Ist sie ein schlechter Mensch? Sie selbst ist treu. Sie selbst liebt bedingungslos oder gar nicht. Sie würde niemals einen Menschen hintergehen. Aber trotzdem sieht sie sich als schlechten Menschen. Hätte sie seine Freundin gekannt, niemals wäre sie schwach geworden. Was war es? Sie zögert jetzt, es sei schwer, ehrlich zu sein, sagt sie. Nichtmal zu sich selbst konnte sie anfangs ehrlich sein. Es war purer Egoismus. Ja, sogar ein erhabenes Gefühl – ein solcher Mann belügt seine langjährige Freundin für sie. Er stellt sein Verlangen nach ihr über alles. Es ist verboten, ja sogar erbärmlich. Sie verachtet solche Männer. Und auch solche Frauen. Sie ist selbst erschrocken darüber, wie egal ihr das alles ist. Seine Sie verdient so etwas nicht. Sie belügt sich selbst: "Er ist der schlechte Mensch…"

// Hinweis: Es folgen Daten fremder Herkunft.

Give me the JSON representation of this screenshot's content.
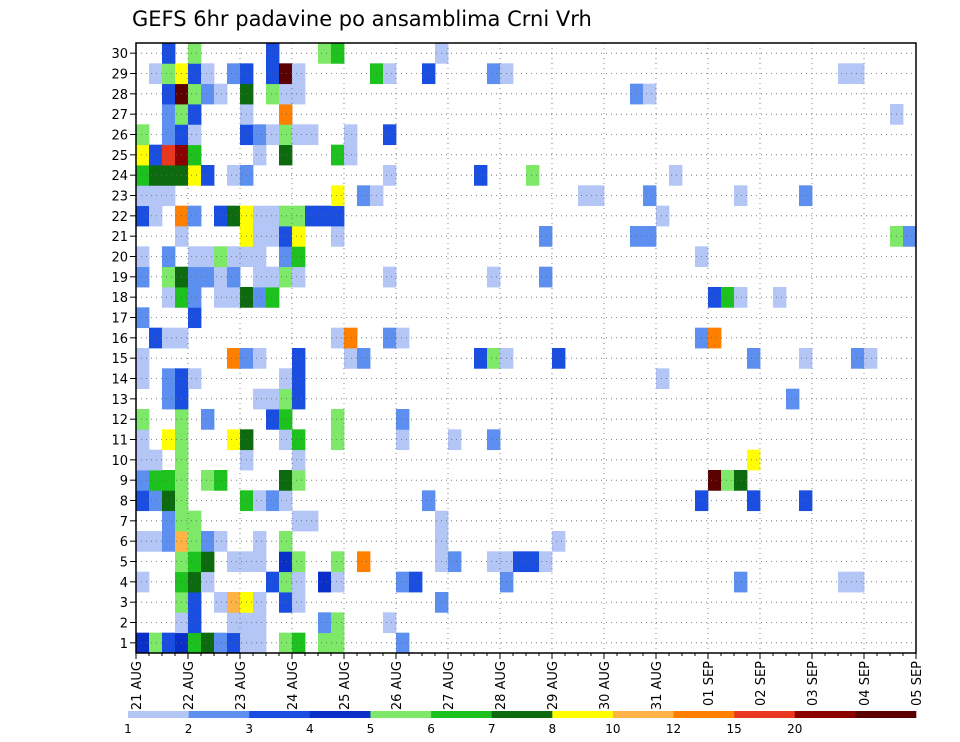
{
  "chart_data": {
    "type": "heatmap",
    "title": "GEFS 6hr padavine po ansamblima Crni Vrh",
    "xlabel": "",
    "ylabel": "",
    "y_ticks": [
      "1",
      "2",
      "3",
      "4",
      "5",
      "6",
      "7",
      "8",
      "9",
      "10",
      "11",
      "12",
      "13",
      "14",
      "15",
      "16",
      "17",
      "18",
      "19",
      "20",
      "21",
      "22",
      "23",
      "24",
      "25",
      "26",
      "27",
      "28",
      "29",
      "30"
    ],
    "x_ticks": [
      "21 AUG",
      "22 AUG",
      "23 AUG",
      "24 AUG",
      "25 AUG",
      "26 AUG",
      "27 AUG",
      "28 AUG",
      "29 AUG",
      "30 AUG",
      "31 AUG",
      "01 SEP",
      "02 SEP",
      "03 SEP",
      "04 SEP",
      "05 SEP"
    ],
    "x_range_steps": 60,
    "y_range": [
      0.5,
      30.5
    ],
    "grid": true,
    "legend_placement": "bottom",
    "legend_labels": [
      "1",
      "2",
      "3",
      "4",
      "5",
      "6",
      "7",
      "8",
      "10",
      "12",
      "15",
      "20"
    ],
    "legend_colors": [
      "#b3c6f5",
      "#5c8ff0",
      "#1a4ee0",
      "#0a2fc8",
      "#7ee868",
      "#1ec21e",
      "#0e6a0e",
      "#ffff00",
      "#ffb347",
      "#ff7f00",
      "#e83820",
      "#8b0000",
      "#5a0000"
    ],
    "cells": [
      [
        1,
        0,
        4
      ],
      [
        1,
        1,
        5
      ],
      [
        1,
        2,
        3
      ],
      [
        1,
        3,
        4
      ],
      [
        1,
        4,
        6
      ],
      [
        1,
        5,
        7
      ],
      [
        1,
        6,
        2
      ],
      [
        1,
        7,
        3
      ],
      [
        1,
        8,
        1
      ],
      [
        1,
        9,
        1
      ],
      [
        1,
        11,
        5
      ],
      [
        1,
        12,
        6
      ],
      [
        1,
        14,
        5
      ],
      [
        1,
        15,
        5
      ],
      [
        1,
        20,
        2
      ],
      [
        2,
        3,
        1
      ],
      [
        2,
        4,
        3
      ],
      [
        2,
        7,
        1
      ],
      [
        2,
        8,
        1
      ],
      [
        2,
        9,
        1
      ],
      [
        2,
        14,
        2
      ],
      [
        2,
        15,
        5
      ],
      [
        2,
        19,
        1
      ],
      [
        3,
        3,
        5
      ],
      [
        3,
        4,
        3
      ],
      [
        3,
        6,
        1
      ],
      [
        3,
        7,
        9
      ],
      [
        3,
        8,
        8
      ],
      [
        3,
        9,
        1
      ],
      [
        3,
        11,
        3
      ],
      [
        3,
        12,
        1
      ],
      [
        3,
        23,
        2
      ],
      [
        4,
        0,
        1
      ],
      [
        4,
        3,
        6
      ],
      [
        4,
        4,
        7
      ],
      [
        4,
        5,
        1
      ],
      [
        4,
        10,
        3
      ],
      [
        4,
        11,
        5
      ],
      [
        4,
        12,
        1
      ],
      [
        4,
        14,
        4
      ],
      [
        4,
        15,
        1
      ],
      [
        4,
        20,
        2
      ],
      [
        4,
        21,
        3
      ],
      [
        4,
        28,
        2
      ],
      [
        4,
        46,
        2
      ],
      [
        4,
        54,
        1
      ],
      [
        4,
        55,
        1
      ],
      [
        5,
        3,
        5
      ],
      [
        5,
        4,
        6
      ],
      [
        5,
        5,
        7
      ],
      [
        5,
        7,
        1
      ],
      [
        5,
        8,
        1
      ],
      [
        5,
        9,
        1
      ],
      [
        5,
        11,
        4
      ],
      [
        5,
        12,
        5
      ],
      [
        5,
        15,
        5
      ],
      [
        5,
        17,
        10
      ],
      [
        5,
        23,
        1
      ],
      [
        5,
        24,
        2
      ],
      [
        5,
        27,
        1
      ],
      [
        5,
        28,
        1
      ],
      [
        5,
        29,
        3
      ],
      [
        5,
        30,
        3
      ],
      [
        5,
        31,
        1
      ],
      [
        6,
        0,
        1
      ],
      [
        6,
        1,
        1
      ],
      [
        6,
        2,
        2
      ],
      [
        6,
        3,
        9
      ],
      [
        6,
        4,
        5
      ],
      [
        6,
        5,
        2
      ],
      [
        6,
        6,
        1
      ],
      [
        6,
        9,
        1
      ],
      [
        6,
        11,
        5
      ],
      [
        6,
        23,
        1
      ],
      [
        6,
        32,
        1
      ],
      [
        7,
        2,
        2
      ],
      [
        7,
        3,
        5
      ],
      [
        7,
        4,
        5
      ],
      [
        7,
        12,
        1
      ],
      [
        7,
        13,
        1
      ],
      [
        7,
        23,
        1
      ],
      [
        8,
        0,
        3
      ],
      [
        8,
        1,
        2
      ],
      [
        8,
        2,
        7
      ],
      [
        8,
        3,
        5
      ],
      [
        8,
        8,
        6
      ],
      [
        8,
        9,
        1
      ],
      [
        8,
        10,
        2
      ],
      [
        8,
        11,
        1
      ],
      [
        8,
        22,
        2
      ],
      [
        8,
        43,
        3
      ],
      [
        8,
        47,
        3
      ],
      [
        8,
        51,
        3
      ],
      [
        9,
        0,
        2
      ],
      [
        9,
        1,
        6
      ],
      [
        9,
        2,
        6
      ],
      [
        9,
        3,
        5
      ],
      [
        9,
        5,
        5
      ],
      [
        9,
        6,
        6
      ],
      [
        9,
        11,
        7
      ],
      [
        9,
        12,
        5
      ],
      [
        9,
        44,
        13
      ],
      [
        9,
        45,
        5
      ],
      [
        9,
        46,
        7
      ],
      [
        10,
        0,
        1
      ],
      [
        10,
        1,
        1
      ],
      [
        10,
        3,
        5
      ],
      [
        10,
        8,
        1
      ],
      [
        10,
        12,
        1
      ],
      [
        10,
        47,
        8
      ],
      [
        11,
        0,
        1
      ],
      [
        11,
        2,
        8
      ],
      [
        11,
        3,
        5
      ],
      [
        11,
        7,
        8
      ],
      [
        11,
        8,
        7
      ],
      [
        11,
        11,
        1
      ],
      [
        11,
        12,
        6
      ],
      [
        11,
        15,
        5
      ],
      [
        11,
        20,
        1
      ],
      [
        11,
        24,
        1
      ],
      [
        11,
        27,
        2
      ],
      [
        12,
        0,
        5
      ],
      [
        12,
        3,
        5
      ],
      [
        12,
        5,
        2
      ],
      [
        12,
        10,
        3
      ],
      [
        12,
        11,
        6
      ],
      [
        12,
        15,
        5
      ],
      [
        12,
        20,
        2
      ],
      [
        13,
        2,
        2
      ],
      [
        13,
        3,
        3
      ],
      [
        13,
        9,
        1
      ],
      [
        13,
        10,
        1
      ],
      [
        13,
        11,
        5
      ],
      [
        13,
        12,
        3
      ],
      [
        13,
        50,
        2
      ],
      [
        14,
        0,
        1
      ],
      [
        14,
        2,
        2
      ],
      [
        14,
        3,
        3
      ],
      [
        14,
        4,
        1
      ],
      [
        14,
        11,
        1
      ],
      [
        14,
        12,
        3
      ],
      [
        14,
        40,
        1
      ],
      [
        15,
        0,
        1
      ],
      [
        15,
        7,
        10
      ],
      [
        15,
        8,
        2
      ],
      [
        15,
        9,
        1
      ],
      [
        15,
        12,
        3
      ],
      [
        15,
        16,
        1
      ],
      [
        15,
        17,
        2
      ],
      [
        15,
        26,
        3
      ],
      [
        15,
        27,
        5
      ],
      [
        15,
        28,
        1
      ],
      [
        15,
        32,
        3
      ],
      [
        15,
        47,
        2
      ],
      [
        15,
        51,
        1
      ],
      [
        15,
        55,
        2
      ],
      [
        15,
        56,
        1
      ],
      [
        16,
        1,
        3
      ],
      [
        16,
        2,
        1
      ],
      [
        16,
        3,
        1
      ],
      [
        16,
        15,
        1
      ],
      [
        16,
        16,
        10
      ],
      [
        16,
        19,
        2
      ],
      [
        16,
        20,
        1
      ],
      [
        16,
        43,
        2
      ],
      [
        16,
        44,
        10
      ],
      [
        17,
        0,
        2
      ],
      [
        17,
        4,
        3
      ],
      [
        18,
        2,
        1
      ],
      [
        18,
        3,
        6
      ],
      [
        18,
        4,
        2
      ],
      [
        18,
        6,
        1
      ],
      [
        18,
        7,
        1
      ],
      [
        18,
        8,
        7
      ],
      [
        18,
        9,
        2
      ],
      [
        18,
        10,
        6
      ],
      [
        18,
        44,
        3
      ],
      [
        18,
        45,
        6
      ],
      [
        18,
        46,
        1
      ],
      [
        18,
        49,
        1
      ],
      [
        19,
        0,
        2
      ],
      [
        19,
        2,
        5
      ],
      [
        19,
        3,
        7
      ],
      [
        19,
        4,
        2
      ],
      [
        19,
        5,
        2
      ],
      [
        19,
        6,
        1
      ],
      [
        19,
        7,
        2
      ],
      [
        19,
        9,
        1
      ],
      [
        19,
        10,
        1
      ],
      [
        19,
        11,
        5
      ],
      [
        19,
        12,
        1
      ],
      [
        19,
        19,
        1
      ],
      [
        19,
        27,
        1
      ],
      [
        19,
        31,
        2
      ],
      [
        20,
        0,
        1
      ],
      [
        20,
        2,
        2
      ],
      [
        20,
        4,
        1
      ],
      [
        20,
        5,
        1
      ],
      [
        20,
        6,
        5
      ],
      [
        20,
        7,
        1
      ],
      [
        20,
        8,
        1
      ],
      [
        20,
        9,
        1
      ],
      [
        20,
        11,
        2
      ],
      [
        20,
        12,
        6
      ],
      [
        20,
        43,
        1
      ],
      [
        21,
        3,
        1
      ],
      [
        21,
        8,
        8
      ],
      [
        21,
        9,
        1
      ],
      [
        21,
        10,
        1
      ],
      [
        21,
        11,
        3
      ],
      [
        21,
        12,
        8
      ],
      [
        21,
        15,
        1
      ],
      [
        21,
        31,
        2
      ],
      [
        21,
        38,
        2
      ],
      [
        21,
        39,
        2
      ],
      [
        21,
        58,
        5
      ],
      [
        21,
        59,
        2
      ],
      [
        22,
        0,
        3
      ],
      [
        22,
        1,
        1
      ],
      [
        22,
        3,
        10
      ],
      [
        22,
        4,
        2
      ],
      [
        22,
        6,
        3
      ],
      [
        22,
        7,
        7
      ],
      [
        22,
        8,
        8
      ],
      [
        22,
        9,
        1
      ],
      [
        22,
        10,
        1
      ],
      [
        22,
        11,
        5
      ],
      [
        22,
        12,
        5
      ],
      [
        22,
        13,
        3
      ],
      [
        22,
        14,
        3
      ],
      [
        22,
        15,
        3
      ],
      [
        22,
        40,
        1
      ],
      [
        23,
        0,
        1
      ],
      [
        23,
        1,
        1
      ],
      [
        23,
        2,
        1
      ],
      [
        23,
        15,
        8
      ],
      [
        23,
        17,
        2
      ],
      [
        23,
        18,
        1
      ],
      [
        23,
        34,
        1
      ],
      [
        23,
        35,
        1
      ],
      [
        23,
        39,
        2
      ],
      [
        23,
        46,
        1
      ],
      [
        23,
        51,
        2
      ],
      [
        24,
        0,
        6
      ],
      [
        24,
        1,
        7
      ],
      [
        24,
        2,
        7
      ],
      [
        24,
        3,
        7
      ],
      [
        24,
        4,
        8
      ],
      [
        24,
        5,
        3
      ],
      [
        24,
        7,
        1
      ],
      [
        24,
        8,
        2
      ],
      [
        24,
        19,
        1
      ],
      [
        24,
        26,
        3
      ],
      [
        24,
        30,
        5
      ],
      [
        24,
        41,
        1
      ],
      [
        25,
        0,
        8
      ],
      [
        25,
        1,
        3
      ],
      [
        25,
        2,
        11
      ],
      [
        25,
        3,
        12
      ],
      [
        25,
        4,
        6
      ],
      [
        25,
        9,
        1
      ],
      [
        25,
        11,
        7
      ],
      [
        25,
        15,
        6
      ],
      [
        25,
        16,
        1
      ],
      [
        26,
        0,
        5
      ],
      [
        26,
        2,
        2
      ],
      [
        26,
        3,
        3
      ],
      [
        26,
        4,
        1
      ],
      [
        26,
        8,
        3
      ],
      [
        26,
        9,
        2
      ],
      [
        26,
        10,
        1
      ],
      [
        26,
        11,
        5
      ],
      [
        26,
        12,
        1
      ],
      [
        26,
        13,
        1
      ],
      [
        26,
        16,
        1
      ],
      [
        26,
        19,
        3
      ],
      [
        27,
        2,
        2
      ],
      [
        27,
        3,
        5
      ],
      [
        27,
        4,
        3
      ],
      [
        27,
        8,
        1
      ],
      [
        27,
        11,
        10
      ],
      [
        27,
        58,
        1
      ],
      [
        28,
        2,
        3
      ],
      [
        28,
        3,
        13
      ],
      [
        28,
        4,
        5
      ],
      [
        28,
        5,
        2
      ],
      [
        28,
        6,
        1
      ],
      [
        28,
        8,
        7
      ],
      [
        28,
        10,
        5
      ],
      [
        28,
        11,
        1
      ],
      [
        28,
        12,
        1
      ],
      [
        28,
        38,
        2
      ],
      [
        28,
        39,
        1
      ],
      [
        29,
        1,
        1
      ],
      [
        29,
        2,
        5
      ],
      [
        29,
        3,
        8
      ],
      [
        29,
        4,
        3
      ],
      [
        29,
        5,
        1
      ],
      [
        29,
        7,
        2
      ],
      [
        29,
        8,
        3
      ],
      [
        29,
        10,
        3
      ],
      [
        29,
        11,
        13
      ],
      [
        29,
        12,
        1
      ],
      [
        29,
        18,
        6
      ],
      [
        29,
        19,
        1
      ],
      [
        29,
        22,
        3
      ],
      [
        29,
        27,
        2
      ],
      [
        29,
        28,
        1
      ],
      [
        29,
        54,
        1
      ],
      [
        29,
        55,
        1
      ],
      [
        30,
        2,
        3
      ],
      [
        30,
        4,
        5
      ],
      [
        30,
        10,
        3
      ],
      [
        30,
        14,
        5
      ],
      [
        30,
        15,
        6
      ],
      [
        30,
        23,
        1
      ]
    ]
  }
}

Seine Sie hat es rausbekommen. Sie hat ihm verziehen. Mehr oder weniger. Und jetzt? Sie begegnen sich manchmal. Sie haben manchmal auch noch Kontakt. Wenig Reue. Wenig schlechtes Gewissen. Sie weiß bis heute dieses Verlangen und diese Anziehungskraft nicht zu deuten. Es flaut nicht ab und wird nicht weniger. Je mehr Verbot, desto mehr Begierde. Würde sie es wieder tun? Sie zögert erneut, holt tief Luft.  Ihre Antwort ist verwerflich, sie weiß es selbst…Sie würde. Mit diesem Mann würde sie jeder Zeit jede Moral vergessen. Und das ohne jede Emotion.